Skanking into a star system near you, Battle-Ska Galactica are a retro-futuristic Wellington outfit blending Jamaican roots and two-tone swagger with intergalactic enthusiasm. Released in February ’26 their eight-track album ‘Get Together’ reveals the seven-piece band at their madcap best, bringing the vibes and off-beats with their usual charm.
Swampy surf guitar that cries out for its own lost ‘60s cartoon series, a percussively tight brass section never afraid to wander when the moment demands, and a suspiciously suave lead vocal combine to create a sound that’s impossible to ignore. This is the sound of a dive bar dripping with sweat, dipped in rum and skanking like the world ends tomorrow.
Beneath the skanking grooves and brass-soaked chaos, the band are quietly launching Molotov cocktails at the modern world – globalisation, climate anxiety, mental health, capitalism itself. But they do it with such gleeful abandon that you barely notice you’re being radicalised while dancing like a maniac.
There’s a clear nod to the two-tone tradition of bands like The Specials – particularly in World Wide Pain – but the band approach it with enough irreverence to keep things feeling fresh.
Recorded mostly between guitarist Saali Marks‘ home studio in Wairarapa and Lee Prebble’s The Surgery in Te Whanganui-a-Tara, ‘Get Together’ was produced by the band, with Prebble on mixing duties. The production keeps everything punchy and immediate, giving the brass room to breathe without losing the raw dive-bar energy. Squaring that circle has rarely sounded this cosmic. The Cylons themselves would be proud!

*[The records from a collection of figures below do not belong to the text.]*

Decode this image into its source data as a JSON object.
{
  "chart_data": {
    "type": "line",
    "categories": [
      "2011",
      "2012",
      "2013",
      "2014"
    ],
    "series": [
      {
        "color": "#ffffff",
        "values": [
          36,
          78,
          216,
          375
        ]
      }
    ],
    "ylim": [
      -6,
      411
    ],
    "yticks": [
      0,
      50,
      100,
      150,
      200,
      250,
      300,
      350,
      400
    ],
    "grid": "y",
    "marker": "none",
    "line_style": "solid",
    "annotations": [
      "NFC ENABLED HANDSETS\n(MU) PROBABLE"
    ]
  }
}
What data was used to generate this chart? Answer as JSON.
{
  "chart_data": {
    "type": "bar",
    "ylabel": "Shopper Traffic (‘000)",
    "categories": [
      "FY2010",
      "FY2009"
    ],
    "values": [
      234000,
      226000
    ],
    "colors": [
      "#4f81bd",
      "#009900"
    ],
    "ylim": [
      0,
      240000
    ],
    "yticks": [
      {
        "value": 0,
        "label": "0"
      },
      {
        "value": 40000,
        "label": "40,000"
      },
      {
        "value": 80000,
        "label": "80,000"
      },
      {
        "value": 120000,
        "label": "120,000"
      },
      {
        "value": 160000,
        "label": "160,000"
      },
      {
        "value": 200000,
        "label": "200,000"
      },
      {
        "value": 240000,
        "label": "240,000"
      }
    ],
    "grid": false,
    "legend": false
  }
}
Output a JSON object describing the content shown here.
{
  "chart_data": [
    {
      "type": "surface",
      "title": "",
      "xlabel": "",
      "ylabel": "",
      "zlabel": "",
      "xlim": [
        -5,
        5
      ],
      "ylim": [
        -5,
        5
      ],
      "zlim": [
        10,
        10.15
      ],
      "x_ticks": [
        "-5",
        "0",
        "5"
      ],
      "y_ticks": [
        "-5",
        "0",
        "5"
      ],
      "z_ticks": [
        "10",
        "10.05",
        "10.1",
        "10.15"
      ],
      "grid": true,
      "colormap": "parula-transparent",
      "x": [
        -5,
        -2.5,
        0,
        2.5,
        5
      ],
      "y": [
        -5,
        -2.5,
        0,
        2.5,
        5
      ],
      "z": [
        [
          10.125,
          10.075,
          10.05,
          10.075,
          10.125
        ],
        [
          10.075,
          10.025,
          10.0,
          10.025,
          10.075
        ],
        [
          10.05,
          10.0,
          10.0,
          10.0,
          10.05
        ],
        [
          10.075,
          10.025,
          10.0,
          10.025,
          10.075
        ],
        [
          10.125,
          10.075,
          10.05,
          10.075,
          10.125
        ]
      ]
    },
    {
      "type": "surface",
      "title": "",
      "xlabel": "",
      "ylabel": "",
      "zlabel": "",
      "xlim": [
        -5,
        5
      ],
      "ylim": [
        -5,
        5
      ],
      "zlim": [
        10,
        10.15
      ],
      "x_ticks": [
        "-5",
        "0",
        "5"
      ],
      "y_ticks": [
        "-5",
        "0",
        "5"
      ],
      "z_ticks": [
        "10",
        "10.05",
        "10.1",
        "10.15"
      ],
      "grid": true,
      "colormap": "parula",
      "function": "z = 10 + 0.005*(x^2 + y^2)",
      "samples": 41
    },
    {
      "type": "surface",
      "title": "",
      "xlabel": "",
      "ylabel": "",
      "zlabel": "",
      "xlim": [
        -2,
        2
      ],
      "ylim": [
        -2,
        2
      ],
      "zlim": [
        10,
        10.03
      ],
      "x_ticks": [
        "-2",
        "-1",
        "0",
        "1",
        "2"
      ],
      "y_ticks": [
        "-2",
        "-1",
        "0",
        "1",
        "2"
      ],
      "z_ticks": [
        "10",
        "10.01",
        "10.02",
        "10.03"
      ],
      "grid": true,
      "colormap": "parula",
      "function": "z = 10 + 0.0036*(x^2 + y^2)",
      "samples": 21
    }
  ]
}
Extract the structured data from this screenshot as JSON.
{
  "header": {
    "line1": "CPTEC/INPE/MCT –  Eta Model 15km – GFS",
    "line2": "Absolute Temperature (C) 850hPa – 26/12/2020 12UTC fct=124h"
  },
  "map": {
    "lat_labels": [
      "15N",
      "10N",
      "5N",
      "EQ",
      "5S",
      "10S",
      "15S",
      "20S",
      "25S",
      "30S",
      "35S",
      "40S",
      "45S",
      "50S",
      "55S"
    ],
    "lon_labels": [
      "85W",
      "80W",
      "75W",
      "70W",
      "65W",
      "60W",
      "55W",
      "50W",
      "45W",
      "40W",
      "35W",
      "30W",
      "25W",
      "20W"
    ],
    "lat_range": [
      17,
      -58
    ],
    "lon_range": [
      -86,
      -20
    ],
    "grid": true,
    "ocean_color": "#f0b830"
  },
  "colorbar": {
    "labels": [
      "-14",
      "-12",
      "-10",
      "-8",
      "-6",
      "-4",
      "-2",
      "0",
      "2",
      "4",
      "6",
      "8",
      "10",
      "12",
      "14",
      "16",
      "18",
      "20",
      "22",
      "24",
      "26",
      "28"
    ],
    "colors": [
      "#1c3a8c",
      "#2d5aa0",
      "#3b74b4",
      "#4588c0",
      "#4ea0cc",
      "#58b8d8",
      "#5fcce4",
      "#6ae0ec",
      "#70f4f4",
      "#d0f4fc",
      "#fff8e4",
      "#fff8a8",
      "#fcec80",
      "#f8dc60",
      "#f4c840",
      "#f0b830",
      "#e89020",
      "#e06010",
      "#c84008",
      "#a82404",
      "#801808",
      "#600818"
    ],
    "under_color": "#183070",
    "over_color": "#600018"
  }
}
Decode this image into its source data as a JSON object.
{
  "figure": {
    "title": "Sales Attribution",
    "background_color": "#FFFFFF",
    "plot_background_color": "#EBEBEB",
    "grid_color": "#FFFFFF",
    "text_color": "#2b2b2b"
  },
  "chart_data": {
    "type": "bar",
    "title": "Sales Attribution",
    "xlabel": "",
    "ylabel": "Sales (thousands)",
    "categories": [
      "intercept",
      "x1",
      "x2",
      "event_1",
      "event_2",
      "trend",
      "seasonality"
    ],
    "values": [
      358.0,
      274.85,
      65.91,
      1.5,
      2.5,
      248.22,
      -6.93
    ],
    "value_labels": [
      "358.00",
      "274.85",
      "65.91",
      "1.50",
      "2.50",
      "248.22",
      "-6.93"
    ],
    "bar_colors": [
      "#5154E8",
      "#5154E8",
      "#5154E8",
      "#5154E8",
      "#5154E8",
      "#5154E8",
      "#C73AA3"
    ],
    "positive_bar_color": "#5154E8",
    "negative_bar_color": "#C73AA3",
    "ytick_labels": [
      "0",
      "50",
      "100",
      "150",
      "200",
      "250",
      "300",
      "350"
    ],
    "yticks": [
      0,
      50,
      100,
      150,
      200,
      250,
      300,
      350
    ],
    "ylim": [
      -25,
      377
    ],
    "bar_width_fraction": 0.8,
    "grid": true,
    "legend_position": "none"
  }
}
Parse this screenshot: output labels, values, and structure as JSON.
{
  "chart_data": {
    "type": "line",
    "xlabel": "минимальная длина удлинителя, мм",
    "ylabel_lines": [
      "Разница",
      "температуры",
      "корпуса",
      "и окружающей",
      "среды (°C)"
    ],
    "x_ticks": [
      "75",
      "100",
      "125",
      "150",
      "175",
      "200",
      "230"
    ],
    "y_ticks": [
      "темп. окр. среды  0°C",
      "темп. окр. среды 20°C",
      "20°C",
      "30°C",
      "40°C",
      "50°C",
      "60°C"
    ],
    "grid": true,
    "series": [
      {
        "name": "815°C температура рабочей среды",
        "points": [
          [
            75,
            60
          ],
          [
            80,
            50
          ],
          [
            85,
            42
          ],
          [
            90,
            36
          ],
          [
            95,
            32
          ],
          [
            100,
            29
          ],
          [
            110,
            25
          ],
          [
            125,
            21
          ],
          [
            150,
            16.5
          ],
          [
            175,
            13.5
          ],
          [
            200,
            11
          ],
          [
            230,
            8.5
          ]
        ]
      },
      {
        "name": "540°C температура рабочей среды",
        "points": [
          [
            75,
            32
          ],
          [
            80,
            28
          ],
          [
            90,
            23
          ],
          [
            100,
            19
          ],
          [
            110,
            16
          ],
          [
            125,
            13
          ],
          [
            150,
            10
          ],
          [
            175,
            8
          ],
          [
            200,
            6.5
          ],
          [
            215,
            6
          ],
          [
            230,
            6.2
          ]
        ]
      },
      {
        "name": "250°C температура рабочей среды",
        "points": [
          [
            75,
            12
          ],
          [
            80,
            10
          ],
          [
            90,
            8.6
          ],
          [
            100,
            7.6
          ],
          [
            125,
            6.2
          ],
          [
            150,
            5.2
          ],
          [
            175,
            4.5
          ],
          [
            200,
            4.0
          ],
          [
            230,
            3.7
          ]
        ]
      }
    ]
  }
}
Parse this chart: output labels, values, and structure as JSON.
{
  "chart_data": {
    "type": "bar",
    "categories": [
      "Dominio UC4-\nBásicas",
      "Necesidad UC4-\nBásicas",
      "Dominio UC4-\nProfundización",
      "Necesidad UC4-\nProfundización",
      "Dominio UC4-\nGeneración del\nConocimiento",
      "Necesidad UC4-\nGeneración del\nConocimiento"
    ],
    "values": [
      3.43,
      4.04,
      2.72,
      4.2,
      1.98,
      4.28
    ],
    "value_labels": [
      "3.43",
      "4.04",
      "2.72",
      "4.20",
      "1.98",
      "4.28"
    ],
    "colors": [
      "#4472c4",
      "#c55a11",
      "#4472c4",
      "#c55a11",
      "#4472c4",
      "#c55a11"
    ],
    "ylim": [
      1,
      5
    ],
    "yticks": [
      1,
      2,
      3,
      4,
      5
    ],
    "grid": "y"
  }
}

The highlight is arguably Living a Lie, with an intro that would make Lux Interior weep and an ethereal background effect ripped straight from Captain Scarlet and the Mysterons. As the skanking turns up to 11, an angry vocal sparks up and at one point Link Wray appears to wander in for a solo. When the sirens fade into nothing it’s a cheeky capper to a track that would rattle any bar worth its rum. On the off-beat, obviously – these boys know their stuff.
The album’s final track, the instrumental Battle Goes Ska!, a nod to the Jamaican roots of the ska sound, shows Battle-Ska Galactica as a band of many flavours – as much at home in the deepest roots of the great ska world tree as they are comfortable blasting off into infinity and beyond.
If the world really is ending tomorrow, at least someone remembered to bring the horns.